WASHINGTON, June 15, 2017 - EPA Administrator Scott Pruitt committed to publishing a new rule establishing which waters would be regulated under the Clean Water Act by the first three months of next year at the latest, in testimony before House appropriators today.
Making his first appearance before the House Interior and Environment appropriations subcommittee, the agency head promised that EPA would provide a new definition by the fourth quarter of this year, but “no later than” the first quarter of next year.
The schedule seems ambitious, given that EPA – which is working with the Army Corps of Engineers on the issue – has yet to propose withdrawal of the existing WOTUS rule, now stayed by the federal courts.
Pruitt’s promise came during a hearing in which he defended a proposed cut of 31 percent to his own agency’s budget, prompting more than one subcommittee member to predict that unlike most administrators, he would surely get more than he asked for.

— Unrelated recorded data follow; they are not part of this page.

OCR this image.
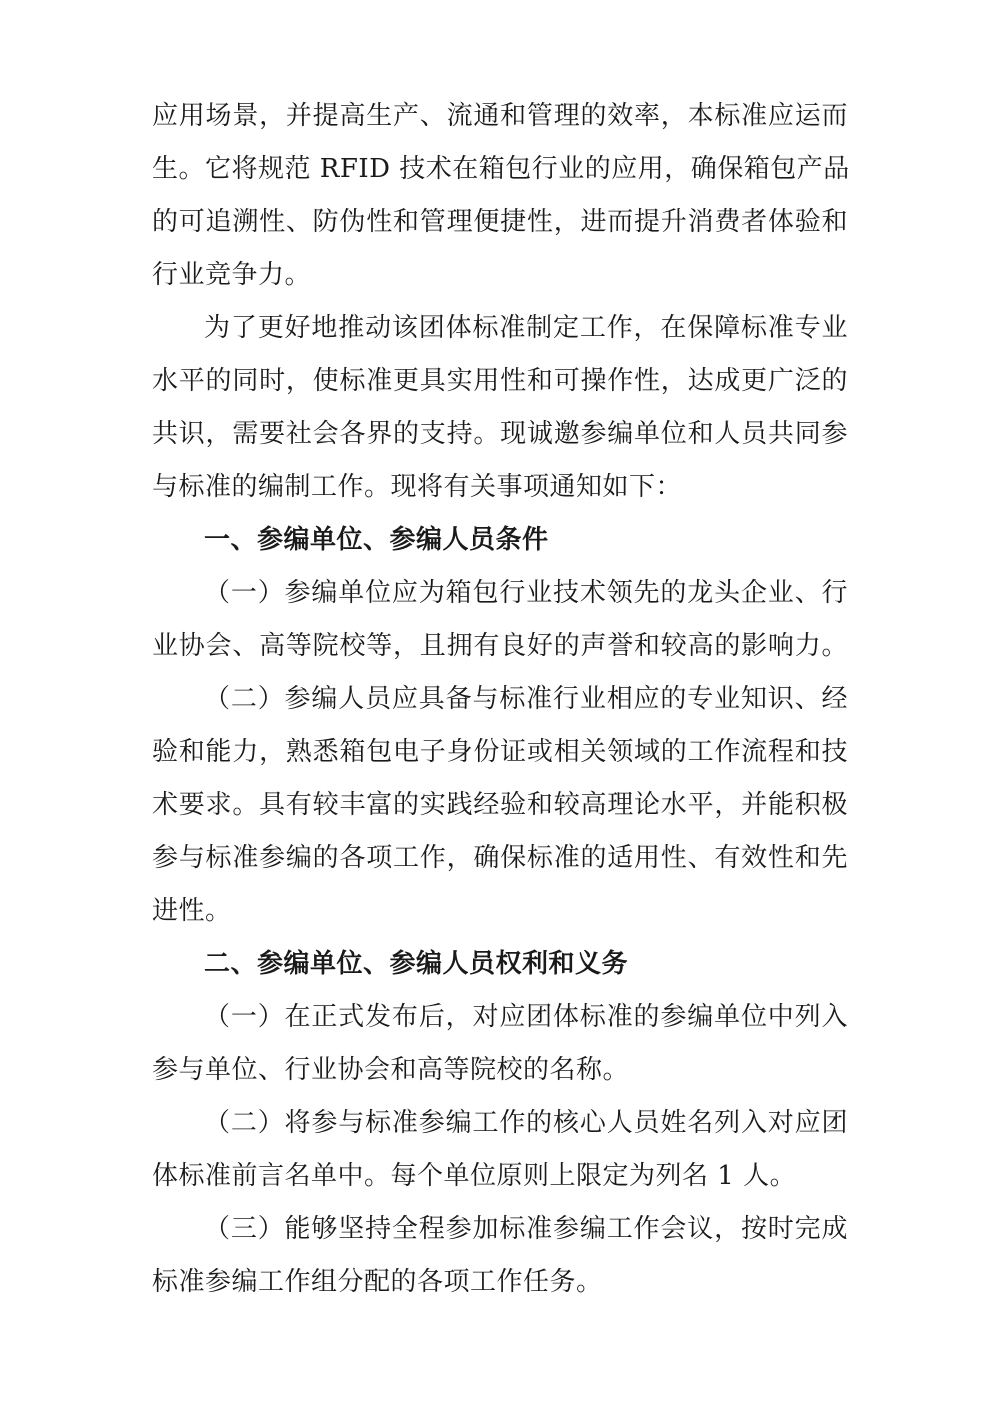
应用场景，并提高生产、流通和管理的效率，本标准应运而
生。它将规范 RFID 技术在箱包行业的应用，确保箱包产品
的可追溯性、防伪性和管理便捷性，进而提升消费者体验和
行业竞争力。
为了更好地推动该团体标准制定工作，在保障标准专业
水平的同时，使标准更具实用性和可操作性，达成更广泛的
共识，需要社会各界的支持。现诚邀参编单位和人员共同参
与标准的编制工作。现将有关事项通知如下：
一、参编单位、参编人员条件
（一）参编单位应为箱包行业技术领先的龙头企业、行
业协会、高等院校等，且拥有良好的声誉和较高的影响力。
（二）参编人员应具备与标准行业相应的专业知识、经
验和能力，熟悉箱包电子身份证或相关领域的工作流程和技
术要求。具有较丰富的实践经验和较高理论水平，并能积极
参与标准参编的各项工作，确保标准的适用性、有效性和先
进性。
二、参编单位、参编人员权利和义务
（一）在正式发布后，对应团体标准的参编单位中列入
参与单位、行业协会和高等院校的名称。
（二）将参与标准参编工作的核心人员姓名列入对应团
体标准前言名单中。每个单位原则上限定为列名 1 人。
（三）能够坚持全程参加标准参编工作会议，按时完成
标准参编工作组分配的各项工作任务。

Pruitt received criticism from members of both parties for proposed reductions or outright elimination of grant programs seen as essential to the operation of state environmental agencies. Following the hearing, subcommittee member Chellie Pingree, D-Maine, said “the most revealing thing” to come out of the hearing was “how many members each brought up concerns. Virtually everybody had a concern about something.”
Subcommittee Chairman Ken Calvert, R-Calif., said that cuts to the Superfund program and to grants to reduce air pollution were “all proposals we are unlikely to entertain.” He also said that the budget proposes to cut state grants while EPA, at the same time, asks states “to serve as principal leads to implement delegated environmental programs.”

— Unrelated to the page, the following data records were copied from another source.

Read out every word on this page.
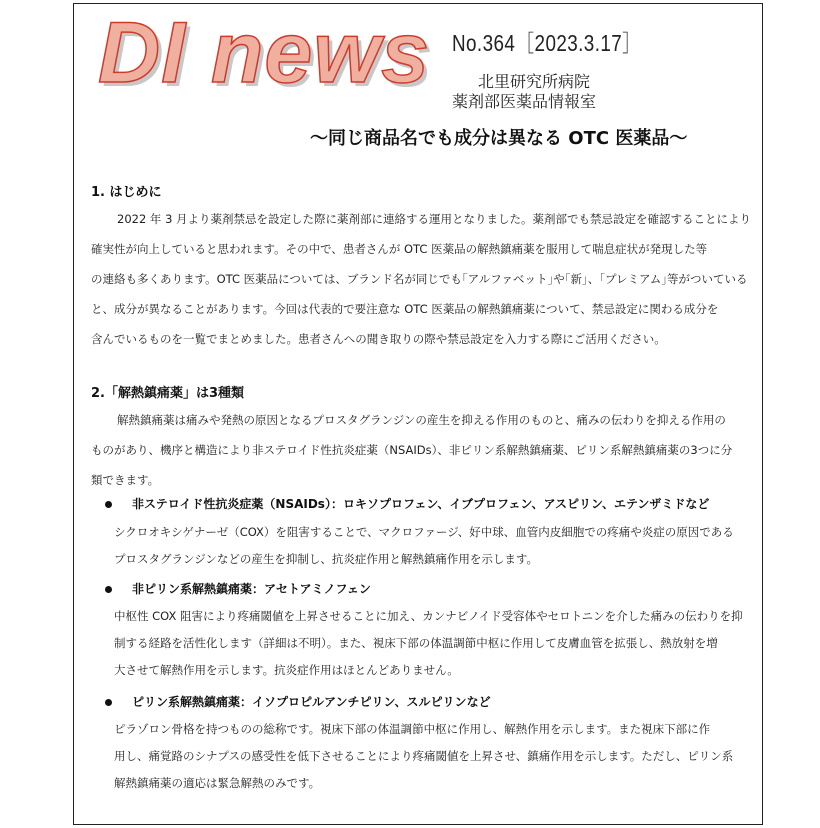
DI news No.364［2023.3.17］
北里研究所病院
薬剤部医薬品情報室
～同じ商品名でも成分は異なる OTC 医薬品～
1. はじめに

2022 年 3 月より薬剤禁忌を設定した際に薬剤部に連絡する運用となりました。薬剤部でも禁忌設定を確認することにより

確実性が向上していると思われます。その中で、患者さんが OTC 医薬品の解熱鎮痛薬を服用して喘息症状が発現した等

の連絡も多くあります。OTC 医薬品については、ブランド名が同じでも｢アルファベット｣や｢新｣、｢プレミアム｣等がついている

と、成分が異なることがあります。今回は代表的で要注意な OTC 医薬品の解熱鎮痛薬について、禁忌設定に関わる成分を

含んでいるものを一覧でまとめました。患者さんへの聞き取りの際や禁忌設定を入力する際にご活用ください。

2.「解熱鎮痛薬」は3種類

解熱鎮痛薬は痛みや発熱の原因となるプロスタグランジンの産生を抑える作用のものと、痛みの伝わりを抑える作用の

ものがあり、機序と構造により非ステロイド性抗炎症薬（NSAIDs）、非ピリン系解熱鎮痛薬、ピリン系解熱鎮痛薬の3つに分

類できます。

非ステロイド性抗炎症薬（NSAIDs）：ロキソプロフェン、イブプロフェン、アスピリン、エテンザミドなど

シクロオキシゲナーゼ（COX）を阻害することで、マクロファージ、好中球、血管内皮細胞での疼痛や炎症の原因である

プロスタグランジンなどの産生を抑制し、抗炎症作用と解熱鎮痛作用を示します。

非ピリン系解熱鎮痛薬：アセトアミノフェン

中枢性 COX 阻害により疼痛閾値を上昇させることに加え、カンナビノイド受容体やセロトニンを介した痛みの伝わりを抑

制する経路を活性化します（詳細は不明）。また、視床下部の体温調節中枢に作用して皮膚血管を拡張し、熱放射を増

大させて解熱作用を示します。抗炎症作用はほとんどありません。

ピリン系解熱鎮痛薬：イソプロピルアンチピリン、スルピリンなど

ピラゾロン骨格を持つものの総称です。視床下部の体温調節中枢に作用し、解熱作用を示します。また視床下部に作

用し、痛覚路のシナプスの感受性を低下させることにより疼痛閾値を上昇させ、鎮痛作用を示します。ただし、ピリン系

解熱鎮痛薬の適応は緊急解熱のみです。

Rep. Marcy Kaptur, D-Ohio, said the proposed reductions in state grants would force Ohio’s EPA to cut its budget by 30 percent.
The fiscal 2018 budget proposal also proposes to zero out funding for geographic programs such as the Great Lakes Restoration Initiative (GLRI), which will receive nearly $300 million in the current fiscal year, and the Chesapeake Bay program, due to receive $72.8 million.
Kaptur and Rep. David Joyce, R-Ohio, both emphasized the importance of the GLRI to their state, with Joyce mentioning the water bodies' economic value -- such as through shipping -- as well as the fact that 300,000 people get their drinking water from Lake Erie.
“We recognize the importance of the Great Lakes,” Pruitt told Joyce. “We’re going to work with you to ensure priorities are addressed.”
When Joyce said that the budget “appears to largely remove the federal government” from Great Lakes restoration efforts, Pruitt said that there are “functions the agency can perform outside of funding.” He also characterized the Chesapeake Bay Total Maximum Daily Load (TMDL) program, which is designed to set limits on nutrients entering the bay, as a state effort.
“Obviously, money’s important,” he said, but so is EPA’s “leadership role,” adding that EPA views states as “partners and stakeholders.”
After the hearing, however, Pingree said, “I just don’t understand how it’s even vaguely possible that this (federal-state) ‘partnership’ continues when there’s no funding there for all the things we need to do.”
On other issues of significance to agriculture, Pruitt agreed, when questioned by Rep. Mike Simpson, R-Idaho, that reauthorization of the Pesticide Registration Improvement Act is important in order to ensure continued funding of reviews for existing and new pesticide registrations and other activities performed by the Office of Pesticide Programs.
PRIA reauthorization is a priority of CropLife America, Farmworker Justice and other members of a coalition that wants to see timely and science-based review of pesticide products. The House passed a reauthorization bill in March and the Senate followed with a hearing in May.
PRIA establishes fees for registration and re-registration of pesticides, food tolerances, and dozens of other actions authorized by the Federal Insecticide, Fungicide, and Rodenticide Act. The fees account for between 30 and 35 percent of the budget for EPA’s Office of Pesticide Program, according to EPA.
Pruitt also defended the agency’s decision to allow continued use of chlorpyrifos (trade name: Lorsban) despite concerns about its impacts on children’s brain development. He told ranking minority member Betty McCollum, D-Minn., that EPA based its decision to reject environmental groups' petition to ban the pesticide on "meaningful data."
Rep. Tom Cole, R-Okla., also asked Pruitt to make sure EPA reviews data from the Agricultural Health Study concluding that glyphosate does not cause non-Hodgkin lymphoma. The AHS data were reported by Reuters yesterday.
“As you do your review, could you look into that and see if that study is there and just make sure that your people, as they make their determination, have access to that data?” Cole asked.
“We will do that and report back,” Pruitt said.